Content-based medical image retrieval (CBMIR) is one of the most challenging and ambiguous tasks used to minimize the semantic gap between images and human queries in datasets with rich information content. Similar to the human visual saliency mechanism, CBMIR systems also use the visual features in the images for searching purposes. As a result of this search process, automatically accessing the images is very convenient in large and balanced datasets. Still, it is generally not possible to find such datasets in the medical domain.
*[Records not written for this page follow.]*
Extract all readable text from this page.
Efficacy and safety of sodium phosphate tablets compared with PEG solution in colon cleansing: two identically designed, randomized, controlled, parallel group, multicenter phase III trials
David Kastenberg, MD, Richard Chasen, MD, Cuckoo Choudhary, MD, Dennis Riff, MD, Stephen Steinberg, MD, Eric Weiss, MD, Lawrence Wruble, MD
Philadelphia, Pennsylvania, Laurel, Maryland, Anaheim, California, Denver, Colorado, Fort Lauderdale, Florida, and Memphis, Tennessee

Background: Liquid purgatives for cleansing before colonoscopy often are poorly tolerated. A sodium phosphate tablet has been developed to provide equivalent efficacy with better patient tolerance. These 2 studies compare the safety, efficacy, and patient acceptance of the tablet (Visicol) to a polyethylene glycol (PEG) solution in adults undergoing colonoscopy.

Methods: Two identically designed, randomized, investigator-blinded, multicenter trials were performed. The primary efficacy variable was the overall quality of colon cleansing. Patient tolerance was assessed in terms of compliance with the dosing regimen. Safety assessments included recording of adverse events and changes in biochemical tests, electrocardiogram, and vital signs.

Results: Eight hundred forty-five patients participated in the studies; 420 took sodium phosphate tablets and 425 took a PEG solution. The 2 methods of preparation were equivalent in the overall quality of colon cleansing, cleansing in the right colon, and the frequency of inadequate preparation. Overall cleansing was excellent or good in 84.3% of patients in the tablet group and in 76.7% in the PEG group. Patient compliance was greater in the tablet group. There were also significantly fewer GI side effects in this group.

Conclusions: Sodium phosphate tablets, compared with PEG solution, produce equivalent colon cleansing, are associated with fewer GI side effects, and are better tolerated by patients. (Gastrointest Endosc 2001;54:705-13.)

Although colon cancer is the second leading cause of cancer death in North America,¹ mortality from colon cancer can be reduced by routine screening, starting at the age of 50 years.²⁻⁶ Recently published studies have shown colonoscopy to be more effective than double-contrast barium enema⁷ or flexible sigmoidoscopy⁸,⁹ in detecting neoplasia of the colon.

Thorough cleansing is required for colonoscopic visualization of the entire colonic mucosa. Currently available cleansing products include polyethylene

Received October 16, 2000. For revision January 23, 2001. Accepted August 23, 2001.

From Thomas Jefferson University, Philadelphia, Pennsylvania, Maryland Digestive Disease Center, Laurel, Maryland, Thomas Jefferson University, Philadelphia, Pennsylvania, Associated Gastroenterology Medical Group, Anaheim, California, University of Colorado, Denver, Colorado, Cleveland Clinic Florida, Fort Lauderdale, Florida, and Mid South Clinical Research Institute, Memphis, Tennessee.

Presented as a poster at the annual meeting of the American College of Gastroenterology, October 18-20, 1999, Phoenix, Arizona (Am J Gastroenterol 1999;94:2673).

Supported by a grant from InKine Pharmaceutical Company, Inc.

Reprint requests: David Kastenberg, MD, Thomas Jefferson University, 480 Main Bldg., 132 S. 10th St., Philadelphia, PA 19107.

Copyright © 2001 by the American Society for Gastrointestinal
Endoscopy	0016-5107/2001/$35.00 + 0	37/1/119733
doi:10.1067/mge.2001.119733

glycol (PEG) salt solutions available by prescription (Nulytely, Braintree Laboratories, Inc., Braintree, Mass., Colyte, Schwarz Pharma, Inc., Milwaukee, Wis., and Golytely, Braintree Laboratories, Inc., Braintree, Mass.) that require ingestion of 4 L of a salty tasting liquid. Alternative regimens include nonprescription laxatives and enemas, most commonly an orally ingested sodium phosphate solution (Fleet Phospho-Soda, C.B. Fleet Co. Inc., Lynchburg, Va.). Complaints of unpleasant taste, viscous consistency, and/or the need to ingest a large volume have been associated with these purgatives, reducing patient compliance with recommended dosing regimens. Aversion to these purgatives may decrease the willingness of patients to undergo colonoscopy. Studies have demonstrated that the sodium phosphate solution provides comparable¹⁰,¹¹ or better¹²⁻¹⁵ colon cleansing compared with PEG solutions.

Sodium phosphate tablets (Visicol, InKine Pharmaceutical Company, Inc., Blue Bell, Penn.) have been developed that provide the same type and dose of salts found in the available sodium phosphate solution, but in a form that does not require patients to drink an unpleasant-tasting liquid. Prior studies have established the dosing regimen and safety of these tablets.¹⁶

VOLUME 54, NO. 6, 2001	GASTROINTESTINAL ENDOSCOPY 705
In this study, a four-step and effective hash code generation technique is presented to reduce the semantic gap between low-level features and high-level semantics for unbalanced medical image datasets. In the first stage, the convolutional neural network (CNN) architecture, the most effective feature representation method available today, is employed to extract discriminative features from images automatically. The features obtained in the last fully connected layer (FCL) at the output of the CNN architecture are used for hash code generation. In the second stage, using the Synthetic Minority Over-sampling Technique (SMOTE), the imbalance between the classes in the dataset is reduced. The solution to the unbalanced problem increases performance by almost 3%. In the third stage, balanced features are converted to a code of 13 symbols by using deep stacked auto-encoder. Finally, this code is translated to the standard 13-character labeling and retrieval code used by the 'Image retrieval in the medical application' (IRMA) dataset, since this is the database with which experiments have been done. IRMA error parameter, classification performance, and retrieval performance of the proposed method are more successful than other state-of-the-art methods.